Single by Mallrat

from the EP Driving Music
- Released: 7 August 2019
- Length: 3:11
- Label: Dew Process
- Composer(s): Grace Shaw; Leroy Clampitt;
- Producer(s): Big Taste

Mallrat singles chronology
| "Nobody's Home" (2019) | "Charlie" (2019) | "Break Me Down" (2020) |

Music video
- "Charlie" on YouTube

= Charlie (Mallrat song) =

2019 song by Mallrat

"Charlie" is a song by Australian musician Mallrat. It was released on 7 August 2019 as the lead single from Mallrat's third EP Driving Music. The song debuted at number 50 on the ARIA Charts in February 2020 after placing at number 3 in Triple J's Hottest 100 of 2019.

The song is named after Mallrat's beloved family dog, Charlie. Mallrat told Triple J "'Charlie' is about a lot of different things, but mostly just loving people so much, regardless of whether it's reciprocated or not."

In November 2019, Mallrat revealed that she had been asked to record a version of "Charlie" in the Simlish language for the upcoming addition in The Sims series.

==Music video==
The video clip for "Charlie" was released on 6 August 2019 and directed by her friend Tim Hardy. It sees Mallrat riding her bike through the streets of Melbourne and gives the viewer a look inside her previous life.
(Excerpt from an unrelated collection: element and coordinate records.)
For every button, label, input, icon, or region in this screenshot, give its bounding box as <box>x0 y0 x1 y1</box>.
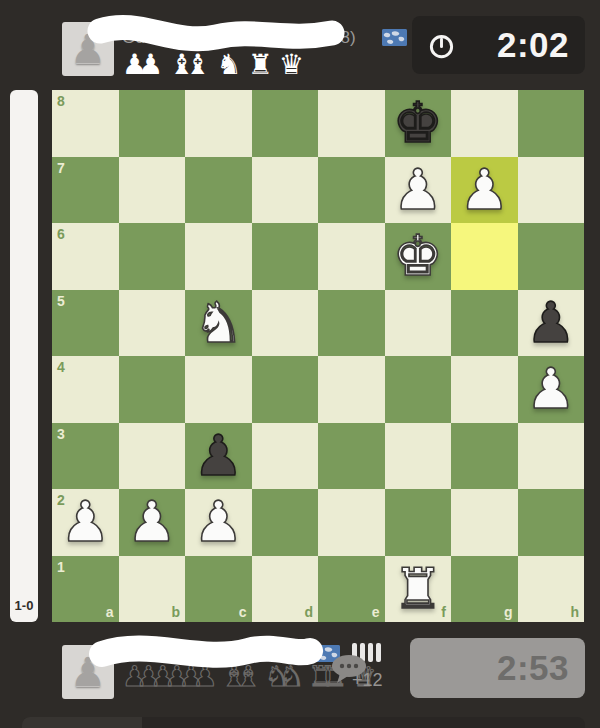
rank-label-5: 5 <box>57 293 65 309</box>
square-h6[interactable] <box>518 223 585 290</box>
square-c5[interactable]: ♞ <box>185 290 252 357</box>
square-a1[interactable]: 1a <box>52 556 119 623</box>
bottom-clock-time: 2:53 <box>497 648 569 688</box>
square-b1[interactable]: b <box>119 556 186 623</box>
square-b4[interactable] <box>119 356 186 423</box>
file-label-b: b <box>171 604 180 620</box>
square-a5[interactable]: 5 <box>52 290 119 357</box>
rank-label-8: 8 <box>57 93 65 109</box>
captured-pawn-x6: ♟♟♟♟♟♟ <box>122 660 207 693</box>
square-h4[interactable]: ♟ <box>518 356 585 423</box>
top-player-bar: ♟ Gues (638) ♟♟♝♝♞♜♛ 2:02 <box>0 0 600 90</box>
piece-white-rook-f1[interactable]: ♜ <box>385 556 452 623</box>
square-c2[interactable]: ♟ <box>185 489 252 556</box>
square-b6[interactable] <box>119 223 186 290</box>
square-e8[interactable] <box>318 90 385 157</box>
rank-label-4: 4 <box>57 359 65 375</box>
international-flag-icon <box>382 29 407 46</box>
file-label-d: d <box>304 604 313 620</box>
square-c3[interactable]: ♟ <box>185 423 252 490</box>
square-c6[interactable] <box>185 223 252 290</box>
avatar-pawn-icon: ♟ <box>70 29 106 69</box>
square-d2[interactable] <box>252 489 319 556</box>
captured-bishop-x2: ♝♝ <box>169 48 201 81</box>
piece-white-pawn-h4[interactable]: ♟ <box>518 356 585 423</box>
chess-board[interactable]: 8♚7♟♟6♚5♞♟4♟3♟2♟♟♟1abcdef♜gh <box>52 90 584 622</box>
square-e2[interactable] <box>318 489 385 556</box>
square-h5[interactable]: ♟ <box>518 290 585 357</box>
square-g3[interactable] <box>451 423 518 490</box>
square-g5[interactable] <box>451 290 518 357</box>
square-e7[interactable] <box>318 157 385 224</box>
piece-black-pawn-c3[interactable]: ♟ <box>185 423 252 490</box>
file-label-h: h <box>570 604 579 620</box>
file-label-g: g <box>504 604 513 620</box>
piece-white-king-f6[interactable]: ♚ <box>385 223 452 290</box>
evaluation-bar: 1-0 <box>10 90 38 622</box>
captured-bishop-x2: ♝♝ <box>222 660 250 693</box>
top-player-name: Gues <box>122 28 163 48</box>
square-f1[interactable]: f♜ <box>385 556 452 623</box>
square-d5[interactable] <box>252 290 319 357</box>
square-e3[interactable] <box>318 423 385 490</box>
square-d8[interactable] <box>252 90 319 157</box>
square-a6[interactable]: 6 <box>52 223 119 290</box>
square-f4[interactable] <box>385 356 452 423</box>
bottom-sheet-edge[interactable] <box>22 717 585 728</box>
square-b5[interactable] <box>119 290 186 357</box>
captured-rook-x1: ♜ <box>248 48 264 81</box>
square-a2[interactable]: 2♟ <box>52 489 119 556</box>
square-h3[interactable] <box>518 423 585 490</box>
square-c7[interactable] <box>185 157 252 224</box>
square-g1[interactable]: g <box>451 556 518 623</box>
top-player-clock: 2:02 <box>412 16 585 74</box>
captured-queen-x1: ♛ <box>279 48 295 81</box>
rank-label-3: 3 <box>57 426 65 442</box>
top-clock-time: 2:02 <box>497 25 569 65</box>
result-label: 1-0 <box>15 598 34 613</box>
chat-bubble-icon[interactable] <box>330 654 370 686</box>
square-f3[interactable] <box>385 423 452 490</box>
square-f6[interactable]: ♚ <box>385 223 452 290</box>
square-a7[interactable]: 7 <box>52 157 119 224</box>
square-b8[interactable] <box>119 90 186 157</box>
bottom-player-avatar[interactable]: ♟ <box>62 645 114 699</box>
square-g4[interactable] <box>451 356 518 423</box>
bottom-player-bar: ♟ Gue ♟♟♟♟♟♟♝♝♞♞♜♜♛ +12 2:53 <box>0 630 600 728</box>
file-label-e: e <box>372 604 380 620</box>
square-g7[interactable]: ♟ <box>451 157 518 224</box>
top-player-avatar[interactable]: ♟ <box>62 22 114 76</box>
piece-white-pawn-a2[interactable]: ♟ <box>52 489 119 556</box>
square-f7[interactable]: ♟ <box>385 157 452 224</box>
square-g8[interactable] <box>451 90 518 157</box>
rank-label-1: 1 <box>57 559 65 575</box>
square-d4[interactable] <box>252 356 319 423</box>
square-d6[interactable] <box>252 223 319 290</box>
square-h2[interactable] <box>518 489 585 556</box>
square-c4[interactable] <box>185 356 252 423</box>
captured-knight-x2: ♞♞ <box>265 660 293 693</box>
top-player-rating: (638) <box>316 28 356 48</box>
piece-black-pawn-h5[interactable]: ♟ <box>518 290 585 357</box>
square-f2[interactable] <box>385 489 452 556</box>
square-e6[interactable] <box>318 223 385 290</box>
piece-white-pawn-b2[interactable]: ♟ <box>119 489 186 556</box>
square-b2[interactable]: ♟ <box>119 489 186 556</box>
clock-icon <box>428 32 455 59</box>
captured-pawn-x2: ♟♟ <box>122 48 154 81</box>
piece-white-pawn-f7[interactable]: ♟ <box>385 157 452 224</box>
rank-label-7: 7 <box>57 160 65 176</box>
square-f8[interactable]: ♚ <box>385 90 452 157</box>
square-a8[interactable]: 8 <box>52 90 119 157</box>
square-b7[interactable] <box>119 157 186 224</box>
piece-white-knight-c5[interactable]: ♞ <box>185 290 252 357</box>
square-h8[interactable] <box>518 90 585 157</box>
square-c1[interactable]: c <box>185 556 252 623</box>
square-b3[interactable] <box>119 423 186 490</box>
bottom-player-clock: 2:53 <box>410 638 585 698</box>
captured-knight-x1: ♞ <box>216 48 232 81</box>
file-label-c: c <box>239 604 247 620</box>
square-a4[interactable]: 4 <box>52 356 119 423</box>
square-d7[interactable] <box>252 157 319 224</box>
square-d1[interactable]: d <box>252 556 319 623</box>
rank-label-6: 6 <box>57 226 65 242</box>
square-d3[interactable] <box>252 423 319 490</box>
square-g2[interactable] <box>451 489 518 556</box>
square-e1[interactable]: e <box>318 556 385 623</box>
top-captured-pieces: ♟♟♝♝♞♜♛ <box>122 48 310 81</box>
square-h1[interactable]: h <box>518 556 585 623</box>
file-label-a: a <box>106 604 114 620</box>
avatar-pawn-icon: ♟ <box>70 652 106 692</box>
piece-white-pawn-g7[interactable]: ♟ <box>451 157 518 224</box>
square-f5[interactable] <box>385 290 452 357</box>
piece-white-pawn-c2[interactable]: ♟ <box>185 489 252 556</box>
square-e4[interactable] <box>318 356 385 423</box>
square-h7[interactable] <box>518 157 585 224</box>
square-e5[interactable] <box>318 290 385 357</box>
bottom-player-name: Gue <box>122 642 155 662</box>
square-g6[interactable] <box>451 223 518 290</box>
square-a3[interactable]: 3 <box>52 423 119 490</box>
square-c8[interactable] <box>185 90 252 157</box>
piece-black-king-f8[interactable]: ♚ <box>385 90 452 157</box>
It also features Mallrat's father and family Labrador retriever Charlie, whom the song is named after.

==Reception==
Nicole Almeida from Atwood Magazine said "'Charlie' is a declaration of love as much as it is a recipe for it. As Mallrat bares her soul to the person she loves, speaking about her feelings and family, she also tells them exactly what she looks for in a relationship. Or this might just be a song about how much she loves her dog, which makes it equally (if not more) as special. Regardless, on 'Charlie', Mallrat successfully shifts direction and proves that whether the song is made for dancing or crying to, her storytelling is her most uniquely powerful tool."

Tom Skinner from NME called the song an "emotional dreamy cut". Jackson Langford from Music Feeds called the song "absolutely stunning" and one that will be on repeat for months. In a review of the EP, Josh Leeson from Newcastle Herald described "Charlie" as the EP's "most beautiful moment".

==Charts==
===Weekly charts===

| Chart (2020) | Peak position |
|---|---|
| Australia (ARIA) | 50 |
| US Alternative Airplay (Billboard) | 37 |

===Year-end charts===

| Chart (2020) | Position |
|---|---|
| Australian Artist (ARIA) | 36 |

==Certification==

| Region | Certification | Certified units/sales |
| Australia (ARIA) | Platinum | 70,000^{‡} |
^{‡} Sales+streaming figures based on certification alone.